May 22, 2023 - Development
On this day in history: A Minnesotan patents the skyscraper
Minneapolis architect Leroy Buffington on this day in 1888 received a patent for a method of building iron-framed structures that allowed for heights never seen before.
- At the time, they were called "cloudscrapers." Today, they're known as skyscrapers.
Yes, but: Buffington was mocked when he published his ideas in respected academic journals, according to the Minnesota Historical Society.
- Meanwhile, buildings using similar construction methods began rising all over the U.S.
What he did: Buffington sued many of the builders for patent infringement, but the cases dragged on long enough that the patent rights expired.

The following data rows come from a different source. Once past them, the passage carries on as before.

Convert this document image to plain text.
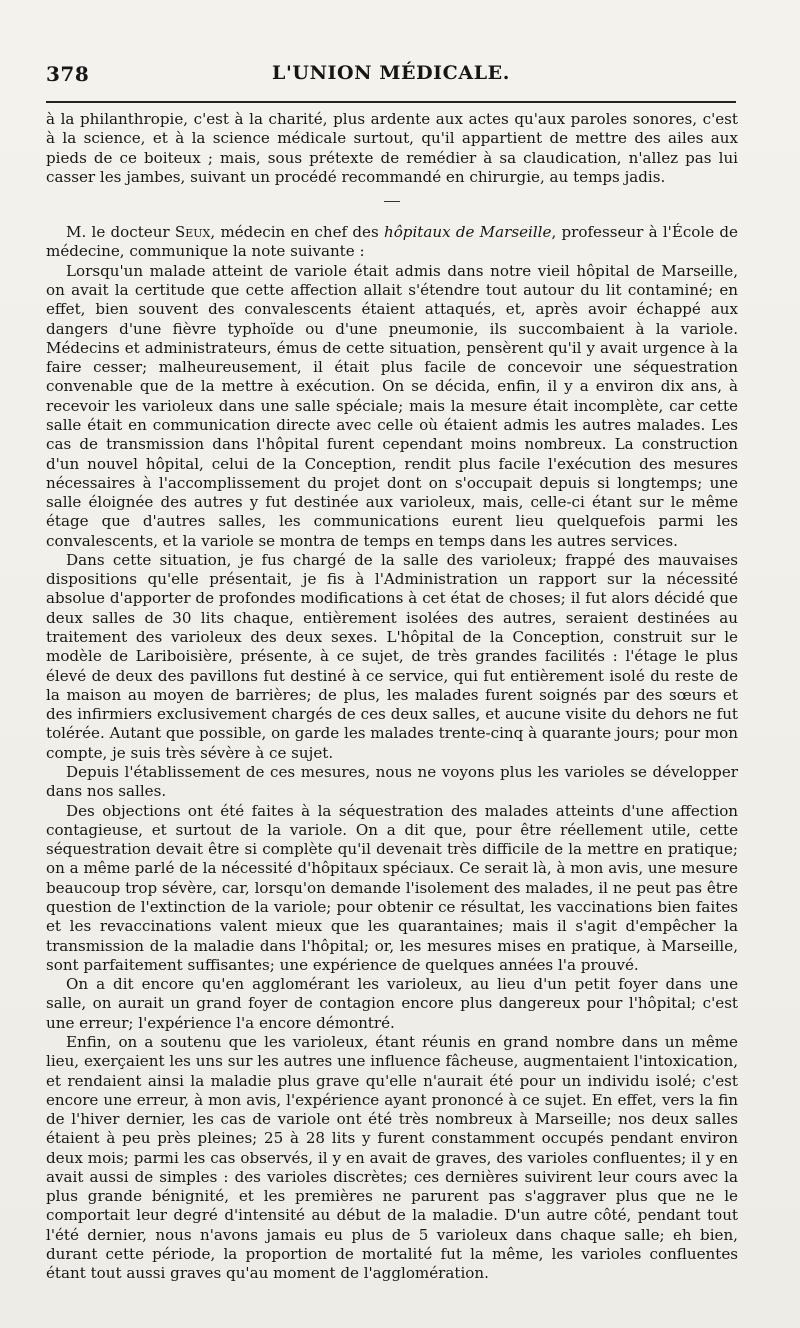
378	L'UNION MÉDICALE.

à la philanthropie, c'est à la charité, plus ardente aux actes qu'aux paroles sonores, c'est à la science, et à la science médicale surtout, qu'il appartient de mettre des ailes aux pieds de ce boiteux ; mais, sous prétexte de remédier à sa claudication, n'allez pas lui casser les jambes, suivant un procédé recommandé en chirurgie, au temps jadis.

M. le docteur Seux, médecin en chef des hôpitaux de Marseille, professeur à l'École de médecine, communique la note suivante :

Lorsqu'un malade atteint de variole était admis dans notre vieil hôpital de Marseille, on avait la certitude que cette affection allait s'étendre tout autour du lit contaminé; en effet, bien souvent des convalescents étaient attaqués, et, après avoir échappé aux dangers d'une fièvre typhoïde ou d'une pneumonie, ils succombaient à la variole. Médecins et administrateurs, émus de cette situation, pensèrent qu'il y avait urgence à la faire cesser; malheureusement, il était plus facile de concevoir une séquestration convenable que de la mettre à exécution. On se décida, enfin, il y a environ dix ans, à recevoir les varioleux dans une salle spéciale; mais la mesure était incomplète, car cette salle était en communication directe avec celle où étaient admis les autres malades. Les cas de transmission dans l'hôpital furent cependant moins nombreux. La construction d'un nouvel hôpital, celui de la Conception, rendit plus facile l'exécution des mesures nécessaires à l'accomplissement du projet dont on s'occupait depuis si longtemps; une salle éloignée des autres y fut destinée aux varioleux, mais, celle-ci étant sur le même étage que d'autres salles, les communications eurent lieu quelquefois parmi les convalescents, et la variole se montra de temps en temps dans les autres services.

Dans cette situation, je fus chargé de la salle des varioleux; frappé des mauvaises dispositions qu'elle présentait, je fis à l'Administration un rapport sur la nécessité absolue d'apporter de profondes modifications à cet état de choses; il fut alors décidé que deux salles de 30 lits chaque, entièrement isolées des autres, seraient destinées au traitement des varioleux des deux sexes. L'hôpital de la Conception, construit sur le modèle de Lariboisière, présente, à ce sujet, de très grandes facilités : l'étage le plus élevé de deux des pavillons fut destiné à ce service, qui fut entièrement isolé du reste de la maison au moyen de barrières; de plus, les malades furent soignés par des sœurs et des infirmiers exclusivement chargés de ces deux salles, et aucune visite du dehors ne fut tolérée. Autant que possible, on garde les malades trente-cinq à quarante jours; pour mon compte, je suis très sévère à ce sujet.

Depuis l'établissement de ces mesures, nous ne voyons plus les varioles se développer dans nos salles.

Des objections ont été faites à la séquestration des malades atteints d'une affection contagieuse, et surtout de la variole. On a dit que, pour être réellement utile, cette séquestration devait être si complète qu'il devenait très difficile de la mettre en pratique; on a même parlé de la nécessité d'hôpitaux spéciaux. Ce serait là, à mon avis, une mesure beaucoup trop sévère, car, lorsqu'on demande l'isolement des malades, il ne peut pas être question de l'extinction de la variole; pour obtenir ce résultat, les vaccinations bien faites et les revaccinations valent mieux que les quarantaines; mais il s'agit d'empêcher la transmission de la maladie dans l'hôpital; or, les mesures mises en pratique, à Marseille, sont parfaitement suffisantes; une expérience de quelques années l'a prouvé.

On a dit encore qu'en agglomérant les varioleux, au lieu d'un petit foyer dans une salle, on aurait un grand foyer de contagion encore plus dangereux pour l'hôpital; c'est une erreur; l'expérience l'a encore démontré.

Enfin, on a soutenu que les varioleux, étant réunis en grand nombre dans un même lieu, exerçaient les uns sur les autres une influence fâcheuse, augmentaient l'intoxication, et rendaient ainsi la maladie plus grave qu'elle n'aurait été pour un individu isolé; c'est encore une erreur, à mon avis, l'expérience ayant prononcé à ce sujet. En effet, vers la fin de l'hiver dernier, les cas de variole ont été très nombreux à Marseille; nos deux salles étaient à peu près pleines; 25 à 28 lits y furent constamment occupés pendant environ deux mois; parmi les cas observés, il y en avait de graves, des varioles confluentes; il y en avait aussi de simples : des varioles discrètes; ces dernières suivirent leur cours avec la plus grande bénignité, et les premières ne parurent pas s'aggraver plus que ne le comportait leur degré d'intensité au début de la maladie. D'un autre côté, pendant tout l'été dernier, nous n'avons jamais eu plus de 5 varioleux dans chaque salle; eh bien, durant cette période, la proportion de mortalité fut la même, les varioles confluentes étant tout aussi graves qu'au moment de l'agglomération.
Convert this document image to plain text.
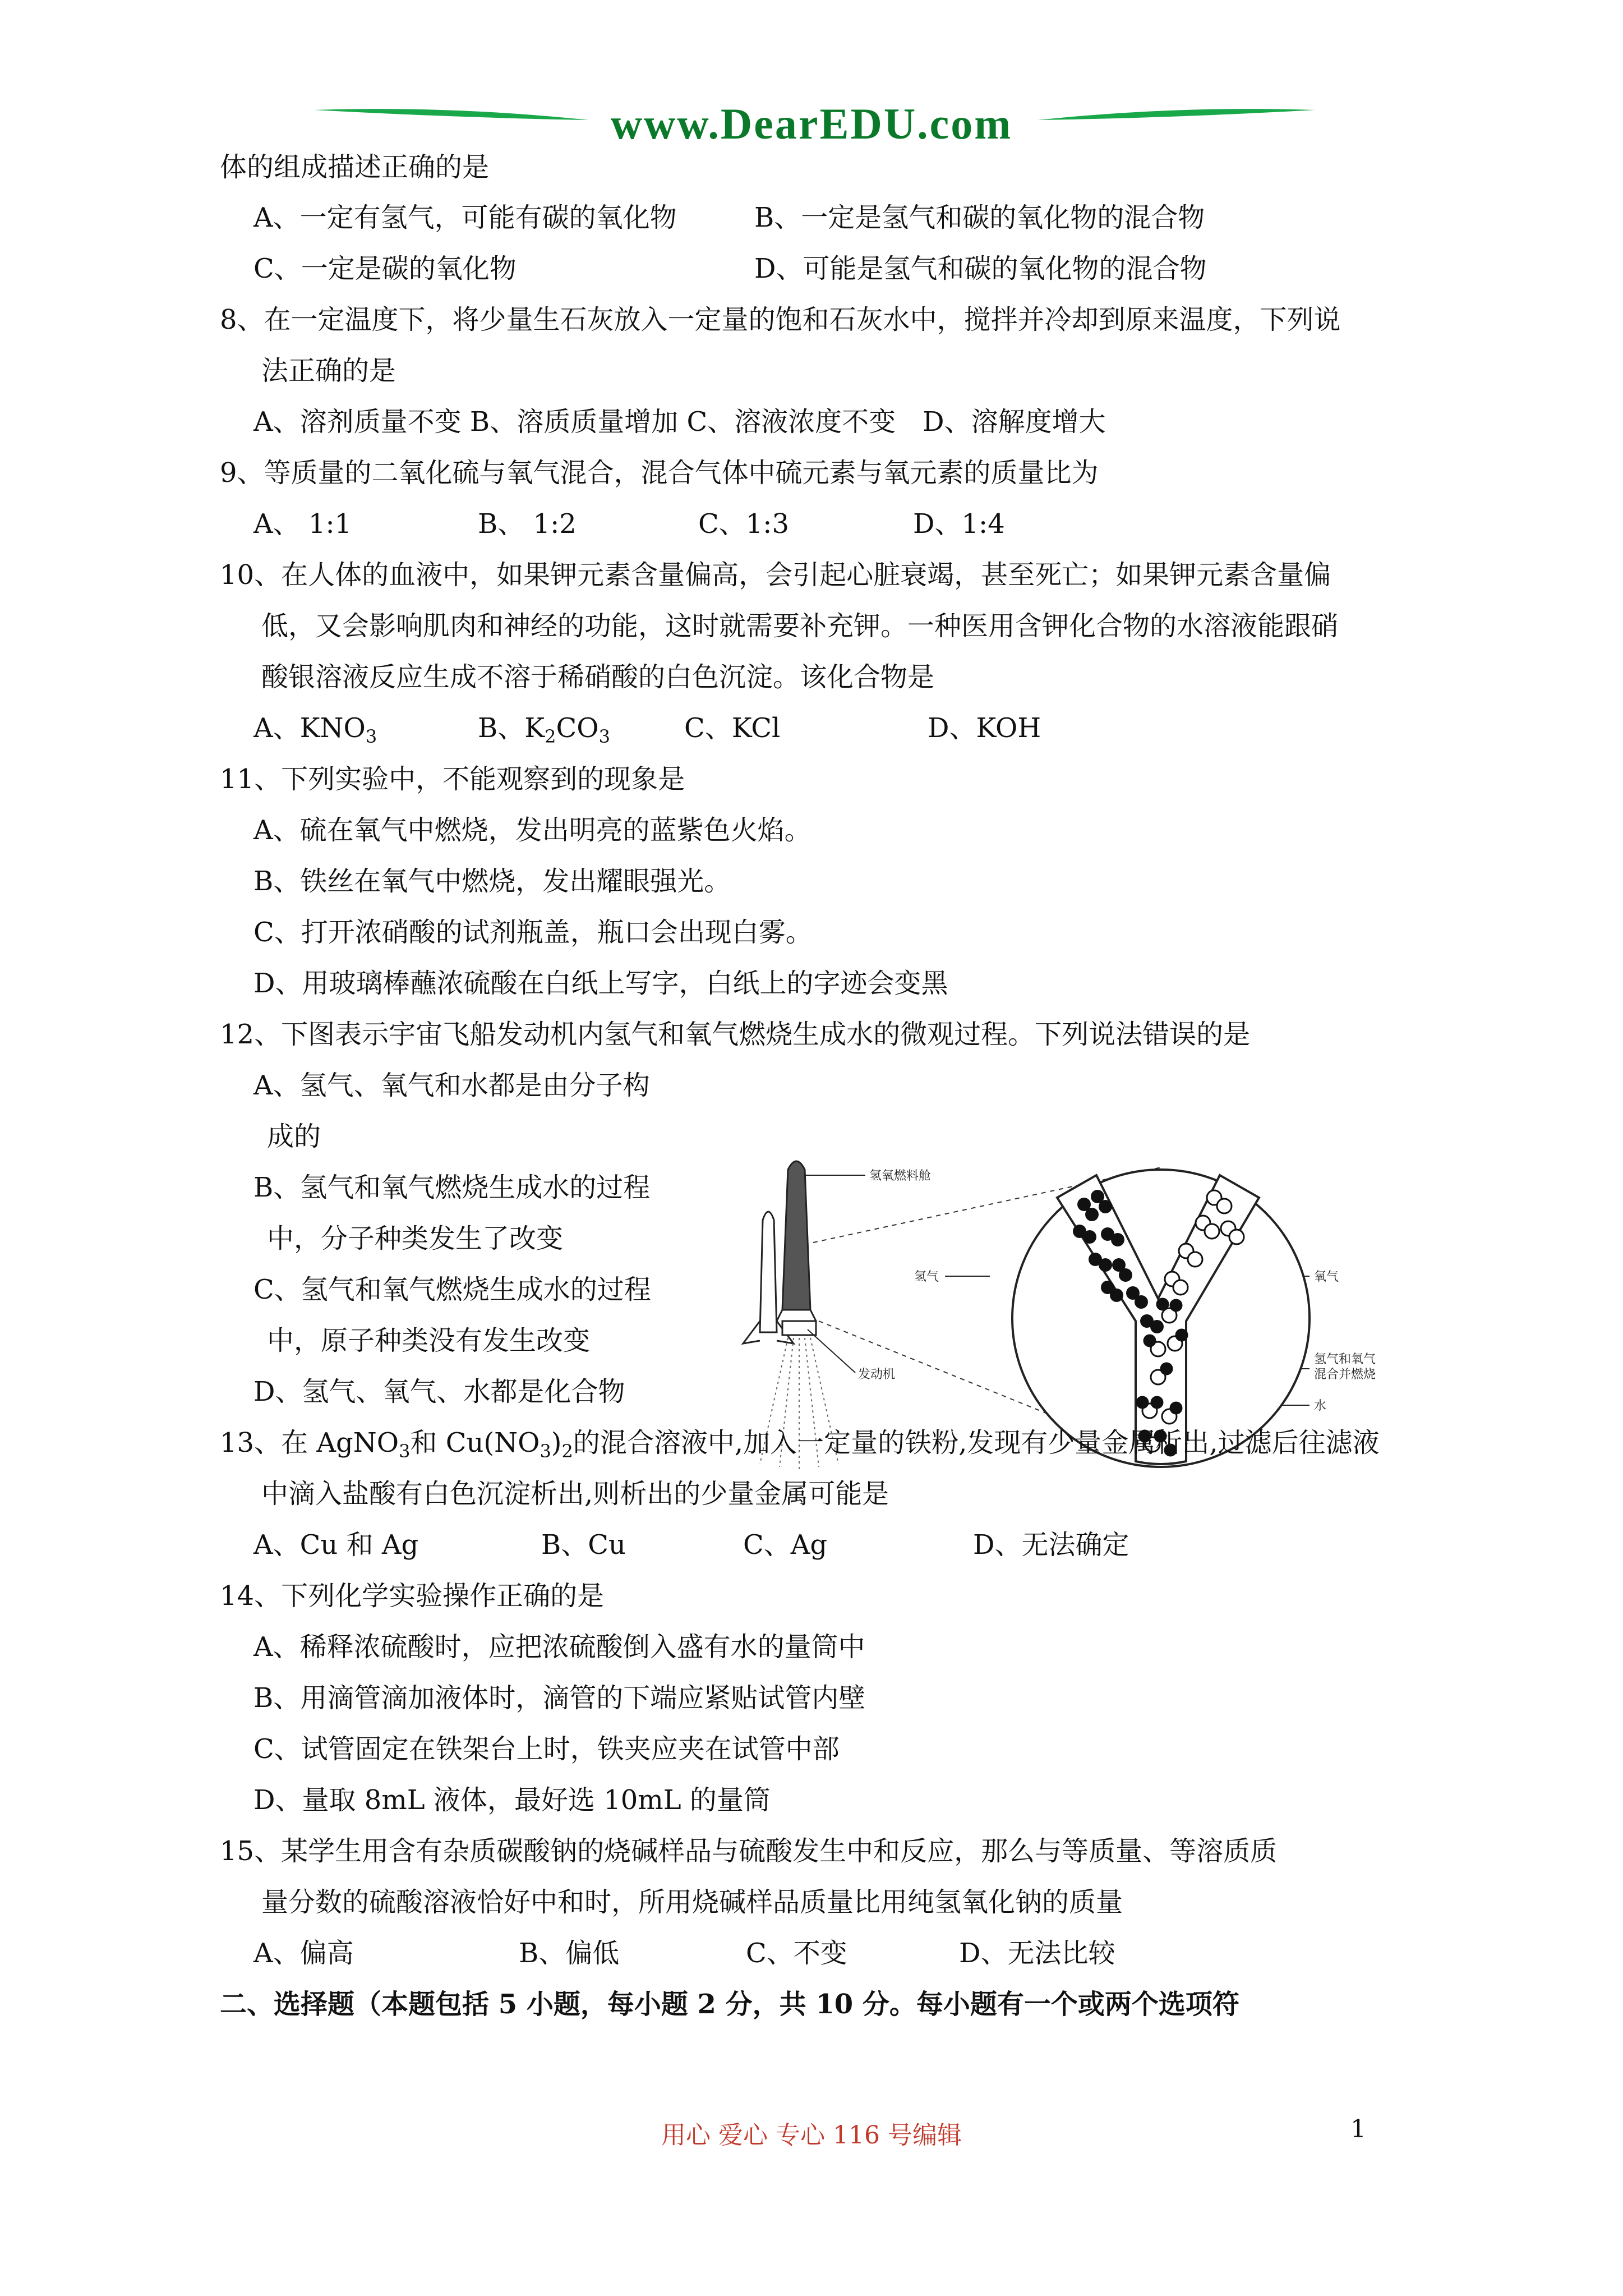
www.DearEDU.com
体的组成描述正确的是
A、一定有氢气，可能有碳的氧化物	B、一定是氢气和碳的氧化物的混合物
C、一定是碳的氧化物	D、可能是氢气和碳的氧化物的混合物
8、在一定温度下，将少量生石灰放入一定量的饱和石灰水中，搅拌并冷却到原来温度，下列说
法正确的是
A、溶剂质量不变 B、溶质质量增加 C、溶液浓度不变　D、溶解度增大
9、等质量的二氧化硫与氧气混合，混合气体中硫元素与氧元素的质量比为
A、 1:1	B、 1:2	C、1:3	D、1:4
10、在人体的血液中，如果钾元素含量偏高，会引起心脏衰竭，甚至死亡；如果钾元素含量偏
低，又会影响肌肉和神经的功能，这时就需要补充钾。一种医用含钾化合物的水溶液能跟硝
酸银溶液反应生成不溶于稀硝酸的白色沉淀。该化合物是
A、$KNO_3$	B、$K_2CO_3$	C、KCl	D、KOH
11、下列实验中，不能观察到的现象是
A、硫在氧气中燃烧，发出明亮的蓝紫色火焰。
B、铁丝在氧气中燃烧，发出耀眼强光。
C、打开浓硝酸的试剂瓶盖，瓶口会出现白雾。
D、用玻璃棒蘸浓硫酸在白纸上写字，白纸上的字迹会变黑
12、下图表示宇宙飞船发动机内氢气和氧气燃烧生成水的微观过程。下列说法错误的是
A、氢气、氧气和水都是由分子构
成的
B、氢气和氧气燃烧生成水的过程
中，分子种类发生了改变
C、氢气和氧气燃烧生成水的过程
中，原子种类没有发生改变
D、氢气、氧气、水都是化合物
氢氧燃料舱
氢气	氧气
氢气和氧气
混合并燃烧
水
发动机
13、在 AgNO$_3$和 $Cu(NO_3)_2$的混合溶液中,加入一定量的铁粉,发现有少量金属析出,过滤后往滤液
中滴入盐酸有白色沉淀析出,则析出的少量金属可能是
A、Cu 和 Ag	B、Cu	C、Ag	D、无法确定
14、下列化学实验操作正确的是
A、稀释浓硫酸时，应把浓硫酸倒入盛有水的量筒中
B、用滴管滴加液体时，滴管的下端应紧贴试管内壁
C、试管固定在铁架台上时，铁夹应夹在试管中部
D、量取 8mL 液体，最好选 10mL 的量筒
15、某学生用含有杂质碳酸钠的烧碱样品与硫酸发生中和反应，那么与等质量、等溶质质
量分数的硫酸溶液恰好中和时，所用烧碱样品质量比用纯氢氧化钠的质量
A、偏高	B、偏低	C、不变	D、无法比较
二、选择题（本题包括 5 小题，每小题 2 分，共 10 分。每小题有一个或两个选项符
用心 爱心 专心 116 号编辑	1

- Buffington was then "further mocked for spending $30,000 without winning a case in defense of his design," the Historical Society wrote.
- One exception was Minneapolis' Rand Tower, whose developer voluntarily paid Buffington a royalty of $2,250.
Of note: Despite not getting credit for his work on skyscrapers, Buffington still made his mark on the Twin Cities.
- Many of the buildings he designed are still standing today, including the Pillsbury "A" Mill as well as Eddy Hall, Pillsbury Hall, Nicholson Hall and Burton Hall on the University of Minnesota campus.
- He also designed the West Hotel in Minneapolis and the second Minnesota Capitol, which was demolished in 1938.